Identifying the Limits of Cross-Domain Knowledge Transfer for Pretrained
Models
- URL: http://arxiv.org/abs/2104.08410v1
- Date: Sat, 17 Apr 2021 00:14:39 GMT
- Title: Identifying the Limits of Cross-Domain Knowledge Transfer for Pretrained
Models
- Authors: Zhengxuan Wu, Nelson F. Liu, Christopher Potts
- Abstract summary: We explore how much transfer occurs when models are denied any information about word identity via random scrambling.
We find that only BERT shows high rates of transfer into our scrambled domains, and for classification but not sequence labeling tasks.
Our analyses seek to explain why transfer succeeds for some tasks but not others, to isolate the separate contributions of pretraining versus fine-tuning, and to quantify the role of word frequency.
- Score: 9.359514457957799
- License: http://creativecommons.org/licenses/by/4.0/
- Abstract: There is growing evidence that pretrained language models improve
task-specific fine-tuning not just for the languages seen in pretraining, but
also for new languages and even non-linguistic data.

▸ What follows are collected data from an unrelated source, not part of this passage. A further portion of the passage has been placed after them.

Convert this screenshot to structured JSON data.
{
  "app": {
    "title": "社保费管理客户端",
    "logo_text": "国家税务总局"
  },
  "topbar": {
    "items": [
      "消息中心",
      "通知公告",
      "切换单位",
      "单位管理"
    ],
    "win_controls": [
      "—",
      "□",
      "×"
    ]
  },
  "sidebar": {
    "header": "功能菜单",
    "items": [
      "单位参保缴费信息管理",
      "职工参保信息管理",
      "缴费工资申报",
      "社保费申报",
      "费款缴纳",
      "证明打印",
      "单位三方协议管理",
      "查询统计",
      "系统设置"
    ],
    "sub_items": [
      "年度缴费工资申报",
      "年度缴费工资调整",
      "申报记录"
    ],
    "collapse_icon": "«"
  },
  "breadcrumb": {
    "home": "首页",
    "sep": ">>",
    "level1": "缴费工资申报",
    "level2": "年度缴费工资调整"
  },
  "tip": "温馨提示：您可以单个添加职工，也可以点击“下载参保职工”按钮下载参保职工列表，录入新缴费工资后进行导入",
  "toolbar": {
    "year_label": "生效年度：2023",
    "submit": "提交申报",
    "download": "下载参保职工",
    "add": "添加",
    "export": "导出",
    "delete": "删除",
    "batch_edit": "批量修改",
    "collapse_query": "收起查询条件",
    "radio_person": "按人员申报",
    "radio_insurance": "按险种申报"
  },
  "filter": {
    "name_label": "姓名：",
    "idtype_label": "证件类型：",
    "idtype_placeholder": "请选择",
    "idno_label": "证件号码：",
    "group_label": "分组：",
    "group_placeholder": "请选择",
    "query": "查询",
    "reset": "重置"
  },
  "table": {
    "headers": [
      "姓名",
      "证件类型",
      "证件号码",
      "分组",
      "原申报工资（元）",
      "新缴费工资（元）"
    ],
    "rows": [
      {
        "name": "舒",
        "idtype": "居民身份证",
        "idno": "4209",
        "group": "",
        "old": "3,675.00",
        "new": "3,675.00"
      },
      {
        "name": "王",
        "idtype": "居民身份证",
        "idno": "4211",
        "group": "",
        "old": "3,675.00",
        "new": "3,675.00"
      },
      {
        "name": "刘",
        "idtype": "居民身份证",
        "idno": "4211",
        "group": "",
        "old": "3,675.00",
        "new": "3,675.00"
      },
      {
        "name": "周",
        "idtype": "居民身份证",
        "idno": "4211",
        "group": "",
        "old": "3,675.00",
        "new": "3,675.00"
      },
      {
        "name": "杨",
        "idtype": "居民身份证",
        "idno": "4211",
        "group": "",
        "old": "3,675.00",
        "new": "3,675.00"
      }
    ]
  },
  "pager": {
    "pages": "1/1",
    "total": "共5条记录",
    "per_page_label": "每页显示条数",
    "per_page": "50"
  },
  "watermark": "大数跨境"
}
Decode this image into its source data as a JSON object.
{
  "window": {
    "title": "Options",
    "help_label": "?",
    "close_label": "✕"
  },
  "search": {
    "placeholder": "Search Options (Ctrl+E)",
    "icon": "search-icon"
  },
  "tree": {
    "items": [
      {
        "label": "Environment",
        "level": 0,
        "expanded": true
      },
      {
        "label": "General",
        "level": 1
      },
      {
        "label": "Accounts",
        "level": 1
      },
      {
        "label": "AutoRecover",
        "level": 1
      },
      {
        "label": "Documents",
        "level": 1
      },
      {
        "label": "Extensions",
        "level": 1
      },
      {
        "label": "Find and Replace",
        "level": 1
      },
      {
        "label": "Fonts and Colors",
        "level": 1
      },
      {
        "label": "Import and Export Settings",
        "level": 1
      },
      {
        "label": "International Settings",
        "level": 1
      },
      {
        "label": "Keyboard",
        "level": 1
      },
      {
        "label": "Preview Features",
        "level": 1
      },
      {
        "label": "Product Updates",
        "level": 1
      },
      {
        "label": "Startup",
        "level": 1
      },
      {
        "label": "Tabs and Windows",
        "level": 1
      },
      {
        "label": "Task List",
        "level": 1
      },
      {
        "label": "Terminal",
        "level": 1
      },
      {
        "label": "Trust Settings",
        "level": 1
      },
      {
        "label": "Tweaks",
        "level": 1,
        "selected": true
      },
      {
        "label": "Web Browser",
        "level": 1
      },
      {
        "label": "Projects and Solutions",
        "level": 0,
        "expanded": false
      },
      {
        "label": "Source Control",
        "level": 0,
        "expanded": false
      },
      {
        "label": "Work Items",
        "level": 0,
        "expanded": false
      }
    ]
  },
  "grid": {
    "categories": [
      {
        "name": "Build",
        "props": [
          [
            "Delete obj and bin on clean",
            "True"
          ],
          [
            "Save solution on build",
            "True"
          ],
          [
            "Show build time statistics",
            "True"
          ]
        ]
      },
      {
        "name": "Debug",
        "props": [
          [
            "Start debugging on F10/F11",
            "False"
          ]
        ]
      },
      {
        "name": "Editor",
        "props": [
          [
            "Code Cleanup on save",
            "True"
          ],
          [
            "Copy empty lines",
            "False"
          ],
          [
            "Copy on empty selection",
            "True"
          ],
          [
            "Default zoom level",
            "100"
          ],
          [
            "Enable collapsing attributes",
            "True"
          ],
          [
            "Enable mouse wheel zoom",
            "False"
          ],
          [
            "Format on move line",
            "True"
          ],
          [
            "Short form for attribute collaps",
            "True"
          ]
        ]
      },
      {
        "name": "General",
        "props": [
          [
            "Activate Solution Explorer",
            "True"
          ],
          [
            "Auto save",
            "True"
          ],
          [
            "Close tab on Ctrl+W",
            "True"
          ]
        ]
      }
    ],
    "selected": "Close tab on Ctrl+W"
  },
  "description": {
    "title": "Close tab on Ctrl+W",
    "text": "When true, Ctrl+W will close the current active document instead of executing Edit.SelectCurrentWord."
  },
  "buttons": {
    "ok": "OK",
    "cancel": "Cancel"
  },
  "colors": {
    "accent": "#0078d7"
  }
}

What is the nature of this
surprising cross-domain transfer? We offer a partial answer via a systematic
exploration of how much transfer occurs when models are denied any information
about word identity via random scrambling. In four classification tasks and two
sequence labeling tasks, we evaluate baseline models, LSTMs using GloVe
embeddings, and BERT. We find that only BERT shows high rates of transfer into
our scrambled domains, and for classification but not sequence labeling tasks.
Our analyses seek to explain why transfer succeeds for some tasks but not
others, to isolate the separate contributions of pretraining versus
fine-tuning, and to quantify the role of word frequency. These findings help
explain where and why cross-domain transfer occurs, which can guide future
studies and practical fine-tuning efforts.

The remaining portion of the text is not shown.